Katherine (Chapin) House – 1996 Inductee

Katherine Chapin, better known as “Katie,” was born near Monmouth, Illinois, on December 13, 1870. She came with her parents, Samuel and Lydia (Van Fleet) Chapin, to Osborne County in 1874, settling in Ross Township. Katie attended country school and later enrolled in the Salina Normal Institute in Salina, Kansas.

For two years beginning in 1890, Katie taught in the Green Ridge School, District Number 13. In 1892, due to the persistence of Katie and others, the Downs High School came into being. A two-year curriculum of Latin and English was offered to the initial student body of six.

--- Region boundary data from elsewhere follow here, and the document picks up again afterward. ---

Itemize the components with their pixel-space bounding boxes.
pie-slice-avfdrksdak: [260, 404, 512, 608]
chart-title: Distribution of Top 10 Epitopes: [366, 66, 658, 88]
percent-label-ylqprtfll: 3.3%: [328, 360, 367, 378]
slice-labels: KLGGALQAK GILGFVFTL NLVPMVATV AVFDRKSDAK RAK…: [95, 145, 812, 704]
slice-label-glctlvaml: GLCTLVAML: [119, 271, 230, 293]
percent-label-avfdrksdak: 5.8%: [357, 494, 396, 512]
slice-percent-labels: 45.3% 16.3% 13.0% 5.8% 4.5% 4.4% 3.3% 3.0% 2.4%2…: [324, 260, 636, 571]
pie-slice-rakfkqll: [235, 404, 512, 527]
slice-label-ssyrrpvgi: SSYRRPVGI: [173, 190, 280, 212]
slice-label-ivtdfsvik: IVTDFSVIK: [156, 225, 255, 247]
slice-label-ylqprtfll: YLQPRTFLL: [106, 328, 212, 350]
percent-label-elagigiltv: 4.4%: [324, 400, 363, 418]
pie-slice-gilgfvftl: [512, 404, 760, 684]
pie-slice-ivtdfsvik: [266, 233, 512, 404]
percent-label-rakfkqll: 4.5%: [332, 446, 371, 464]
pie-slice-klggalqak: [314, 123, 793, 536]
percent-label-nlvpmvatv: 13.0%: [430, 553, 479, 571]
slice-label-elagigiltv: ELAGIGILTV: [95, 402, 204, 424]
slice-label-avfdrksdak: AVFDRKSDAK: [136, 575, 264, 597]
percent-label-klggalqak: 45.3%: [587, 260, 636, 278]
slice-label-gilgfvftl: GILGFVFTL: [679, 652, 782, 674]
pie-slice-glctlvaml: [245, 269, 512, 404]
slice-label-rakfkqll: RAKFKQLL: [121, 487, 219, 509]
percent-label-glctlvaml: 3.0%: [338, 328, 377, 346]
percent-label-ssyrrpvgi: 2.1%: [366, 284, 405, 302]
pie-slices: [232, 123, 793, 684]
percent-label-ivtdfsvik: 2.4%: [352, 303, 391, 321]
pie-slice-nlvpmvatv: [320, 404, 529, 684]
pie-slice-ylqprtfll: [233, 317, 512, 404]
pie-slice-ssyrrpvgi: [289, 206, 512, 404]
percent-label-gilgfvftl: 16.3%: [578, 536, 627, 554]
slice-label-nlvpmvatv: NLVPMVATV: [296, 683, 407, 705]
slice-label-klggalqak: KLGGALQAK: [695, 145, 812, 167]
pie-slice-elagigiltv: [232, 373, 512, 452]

Katie served as the first female teacher in the high school and as the assistant principal from September 1892 to May 1897.

In 1897 Katie married Ross H. House, who in 1901 became principal at the high school. They had one daughter, Eleanor. Katie’s interest in education and in the community led her in 1905 to work closely with Mrs. Chattie Allen and Mrs. Alma Duden to begin the first public library in Downs. She instilled in her students a desire for knowledge that stayed with them the rest of their lives. “I never see an unusual stone, or enjoy Nature in any way, that I don’t think of her in Geology class,” commented one former pupil.

The Houses moved to Denver, Colorado, in 1915 when Ross was appointed head of the YMCA. In 1926 they moved to Washington, D.C., where Katie became a member of the Daughters of the American Revolution and other community and church organizations. When her husband’s health began to fail the Houses returned to Colorado and settled in Aurora. Katie became active in the Women’s Christian Temperance Union. From 1933 through 1940 she served as the director of the WCTU Department of International Relations for Peace and Freedom. She was also involved in the WCTU’s Scientific Temperance Instruction and Alcohol Education. Her work enabled her to lecture and present educational programs in every corner of Colorado. Katie organized the Aurora, (Colorado) Women’s Club, and in 1940 she was elected justice of the peace of Aurora, a position she held until her death on June 29, 1944. She was laid to rest in the Fair Mount Cemetery in Aurora.